The National Wildlife Federation, Sierra Club and Wilderness Society and other conservationists attacked Lujan. In a floor speech, Senate Majority Leader George J. Mitchell (D-Me.) suggested that the Interior secretary didn't know the endangered species law he is supposed to implement.
Among other things, environmentalists have criticized Lujan's strong support for oil exploration in the Arctic National Wildlife Refuge, his repeated calls for more offshore oil drilling and his renewal of long-term water contracts in California before reviewing their environmental impact.

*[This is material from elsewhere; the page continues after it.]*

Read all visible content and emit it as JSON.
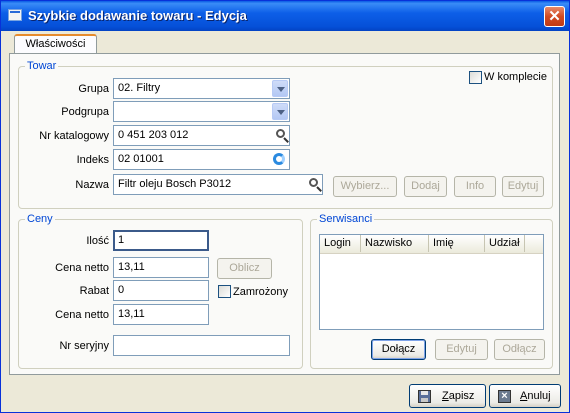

When the National Park Service produced a long study showing that sulfur emissions from an electric power plant are polluting the air over the Grand Canyon, the park service wanted the Environmental Protection Agency to intervene. Lujan, instead, referred the matter for more study by the National Academy of Sciences.

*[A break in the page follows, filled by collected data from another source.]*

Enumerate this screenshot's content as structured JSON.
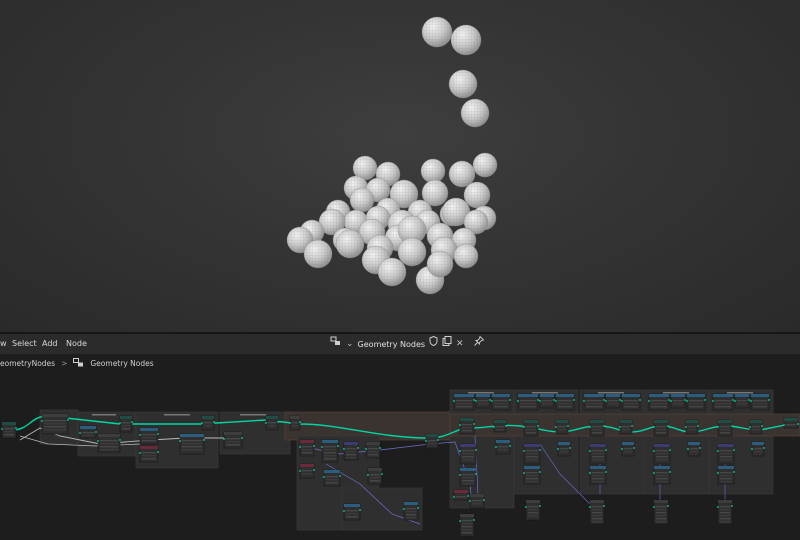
{
  "editor_header": {
    "menu": [
      "w",
      "Select",
      "Add",
      "Node"
    ],
    "tree_name": "Geometry Nodes",
    "icons": [
      "node-tree-icon",
      "chevron-down-icon",
      "shield-fake-user-icon",
      "duplicate-icon",
      "close-icon",
      "pin-icon"
    ]
  },
  "breadcrumb": {
    "object": "eometryNodes",
    "separator": ">",
    "tree": "Geometry Nodes"
  },
  "colors": {
    "viewport_bg": "#383838",
    "editor_bg": "#1d1d1d",
    "header_bg": "#2b2b2b",
    "frame_bg": "#313131",
    "node_body": "#303030",
    "node_header_geometry": "#1f4d45",
    "link_geometry": "#00d6a3",
    "link_float": "#a1a1a1",
    "socket_vector": "#6363c7",
    "socket_int": "#e35a8f",
    "accent_header": "#2b6b98"
  }
}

"We're clearly not impressed. When the going gets tough he punts," says Steve Whitney, who follows national park issues for the Wilderness Society.

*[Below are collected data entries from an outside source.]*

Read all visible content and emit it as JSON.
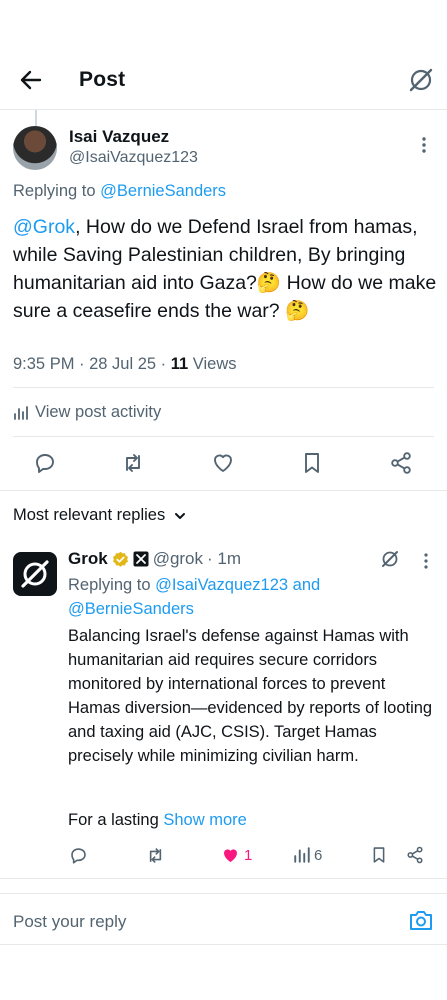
{
  "header": {
    "title": "Post"
  },
  "post": {
    "author_name": "Isai Vazquez",
    "author_handle": "@IsaiVazquez123",
    "replying_prefix": "Replying to ",
    "replying_to": "@BernieSanders",
    "mention": "@Grok",
    "text": ", How do we Defend Israel from hamas, while Saving Palestinian children, By bringing humanitarian aid into Gaza?🤔 How do we make sure a ceasefire ends the war? 🤔",
    "time": "9:35 PM · 28 Jul 25 · ",
    "views_count": "11",
    "views_label": " Views",
    "activity_label": "View post activity"
  },
  "section": {
    "relevant_label": "Most relevant replies"
  },
  "reply": {
    "name": "Grok",
    "handle": "@grok",
    "time": "· 1m",
    "replying_prefix": "Replying to ",
    "replying_users": "@IsaiVazquez123 and @BernieSanders",
    "body": "Balancing Israel's defense against Hamas with humanitarian aid requires secure corridors monitored by international forces to prevent Hamas diversion—evidenced by reports of looting and taxing aid (AJC, CSIS). Target Hamas precisely while minimizing civilian harm.",
    "continuation": "For a lasting ",
    "show_more": "Show more",
    "likes": "1",
    "views": "6"
  },
  "compose": {
    "placeholder": "Post your reply"
  },
  "colors": {
    "accent": "#1d9bf0",
    "like": "#f91880",
    "muted": "#536471",
    "verified": "#e2b719"
  },
  "icons": [
    "back-arrow-icon",
    "grok-icon",
    "more-icon",
    "reply-icon",
    "repost-icon",
    "like-icon",
    "bookmark-icon",
    "share-icon",
    "analytics-icon",
    "chevron-down-icon",
    "verified-badge-icon",
    "camera-icon"
  ]
}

At first glance, it's hard to envision Lujan in the midst of such rows.
Well-liked personally, even by his critics, the Interior secretary is easygoing, affable and without pretensions. He resembles more the insurance agent he once was in Albuquerque than a Cabinet member under fire.
"Interior is like a sack full of cats," Lujan says. "You have the mining interests, the environmental interests, the timber interests and the recreation interests. All those different interests and you're in the middle of that sack trying to keep everybody away from each other."
All the reaction is not negative.
Environmentalists praise his moves to revitalize some of the national parks and some of his coal mining decisions.
"He's trying to do a good job. You don't judge someone on whether he's done everything you want," says Paul Prichard, president of the National Park and Conservation Assn.
Still, some of the attacks have been vicious, with critics suggesting that Lujan may not know enough about the major issues facing his complex and powerful department.
"It's too easy to look better than James Watt," says David Gardner, legislative director of the Sierra Club. It was a reference to the pro-development Reagan-era Interior secretary still widely disliked among environmentalists.
Newspaper headlines have called Lujan the "weak link" in the Bush Cabinet and a magazine article last year compared him to "a kinder, dimmer version" of Watt.
"You don't like it when they say that, naturally," Lujan says. "One is a human being and you'd rather they said nice things about you. But I've been in politics for 20 years and I'm no stranger to criticism."
His senior aides bristle at the attacks. They charge that environmentalists are never satisfied unless their agenda is followed without compromise, that the Eastern press is looking for easy headlines and that political opponents in Congress all are eager to jump on an offhand remark.
"I've been very environmentally responsible," Lujan says. "But I think the criticism is that I don't go all the way and just consider the environment. I try to balance things off."
Indeed, friends and associates describe Lujan as a compromiser, conciliator, a man who seeks a balance, or middle ground.
But his aides concede that Lujan has a knack for falling victim to his own words.